After hanging it up, stepping back and fully viewing it for the first time Jacob found that the creepy feeling it invoked inspired his adrenaline; something that was seldom released. The daunting and powerful skelton was bursting from the ground and peeling back flesh from his rib cage. In the middle were a cluster of eyeballs forming the shape of a heart. Many eyes fled from the swarm and dispersed among the rest of the tapestry. The few that made it closer to the moon and stars in the picture, grew wings like bats. Mossy strings swung from his arms and legs and draped sparingly from a few ribs. Hung on the spooky tree behind him was a cloak the skeleton had surrendered. Leaning on the tree was a scythe, dripping in blood.

This is the captivating picture in which Jacob relished every night after work. The morbid visuals spoke to Jacob’s shadow. His very soul brought the picture to life, almost as if the eye’s of the undead deity met his. And then suddenly they shared the same sentiment of confinement.

Jacobs' soul peeled from his vessel like pulling tape from a wall, walked its way over to the tapestry and desired to take the hand of pure bones and pull him out. This simple ritual of amusement started as a means to settle Jacobs restless nerves before bed. But the potency of the image was soon conquered by Jacobs' everlasting insomnia. As the same as any addiction, Jacob desired more. His imagination became unhinged. His mind twisted fantasy with reality. He was but a lonely and repressed boy living in an adult body.

An unlikely friendship emerged. That is to say at least in the eyes of Jacob. He was too vulnerable to see the true dangers that hid deep within the picture. He spoke to the skeleton. Recapped his dreadfully boring days. Shed his unimportant opinions. And steamed vulgar words artistically from his mouth about his annoying neighbors. But the most interesting thing Jacob would speak of, was the mystery woman outside his window. Though there’s no surprise that his angst and loneliness would lead to a sick fascination with a stranger in the distant moonlight.

Once Jacob was done romanticizing over the woman in the red heels, to a picture that didn’t talk back, he hung his aching skin on the tree next to the cloak, said farewell, and walked his new revitalized self into his bed to wait for his soothing attraction.

The first night he heard her heavy heels crushing the earth below, Jacob retreated beneath the covers of his bed. Like a child frightened by what sounded like, to him, the crushing of tiny skulls in the jaws of a nutcracker. But as sure as the purring wind in between the poorly caulked framing of the window, her siren sound eventually lured him into an unhealthy fascination.

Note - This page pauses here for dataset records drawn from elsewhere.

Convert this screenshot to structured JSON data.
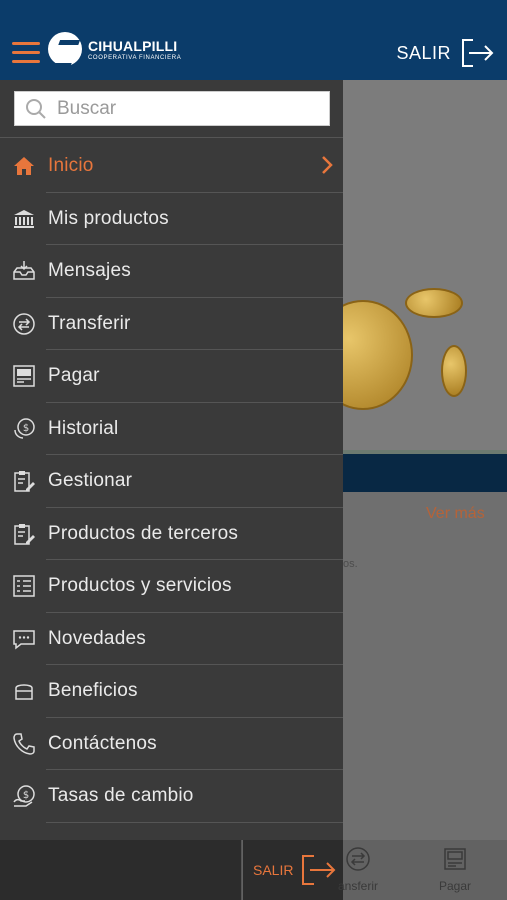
{
  "header": {
    "brand_title": "CIHUALPILLI",
    "brand_subtitle": "COOPERATIVA FINANCIERA",
    "exit_label": "SALIR"
  },
  "search": {
    "placeholder": "Buscar"
  },
  "menu": {
    "items": [
      {
        "label": "Inicio",
        "icon": "home-icon",
        "active": true
      },
      {
        "label": "Mis productos",
        "icon": "bank-icon"
      },
      {
        "label": "Mensajes",
        "icon": "inbox-icon"
      },
      {
        "label": "Transferir",
        "icon": "transfer-icon"
      },
      {
        "label": "Pagar",
        "icon": "pay-icon"
      },
      {
        "label": "Historial",
        "icon": "history-icon"
      },
      {
        "label": "Gestionar",
        "icon": "manage-icon"
      },
      {
        "label": "Productos de terceros",
        "icon": "third-party-icon"
      },
      {
        "label": "Productos y servicios",
        "icon": "services-icon"
      },
      {
        "label": "Novedades",
        "icon": "news-icon"
      },
      {
        "label": "Beneficios",
        "icon": "benefits-icon"
      },
      {
        "label": "Contáctenos",
        "icon": "phone-icon"
      },
      {
        "label": "Tasas de cambio",
        "icon": "exchange-icon"
      }
    ]
  },
  "background": {
    "ver_mas": "Ver más",
    "partial_text": "os."
  },
  "bottom_bar": {
    "exit_label": "SALIR",
    "tabs": [
      {
        "label": "ansferir",
        "icon": "transfer-icon"
      },
      {
        "label": "Pagar",
        "icon": "pay-icon"
      }
    ]
  },
  "colors": {
    "primary": "#0b3c6a",
    "accent": "#e8763c",
    "drawer": "#3a3a3a"
  }
}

Tonight would be another night dependent on the consistent clicking and clacking. Chasing that high once again. He paid close attention to the scuffs, the turns, the change of pace. The distance the heels fled from his ears. Only to grow in sound again as they made their way back towards him.

The fine-dressed woman seemed too average for someone who came to nurse Jacob to sleep. So his head created grandeur versions of her presence. The only piece that was missing from the illusion was a wet kiss on his head, that Jacob sought night after night. But every time he strained to raise it from the confines of his mind he either fell asleep too soon or was interrupted by another intrusive thought.

“Sleep weary one. Strength will come to you soon enough. I am your solace.” He imagined her saying. She had a low Tenor voice closely syncing with the hum of the building's air conditioning unit.

Jacob grazed his own cheek as if it was her hand, and then whispered, “I fear your graceful steps will no longer be enough to steer me away from what keeps me awake. I must have you. And only then will you be able to take upon my burdens.”

____________________

If your darkest memories could kill you, would you still let them overpower you? That is precisely why I am here. Watching. Keeping a close eye. It is these dark corners that I crave. I am not yet known but will be revealed once those tainted spots of his mind consume him-as is my design all along.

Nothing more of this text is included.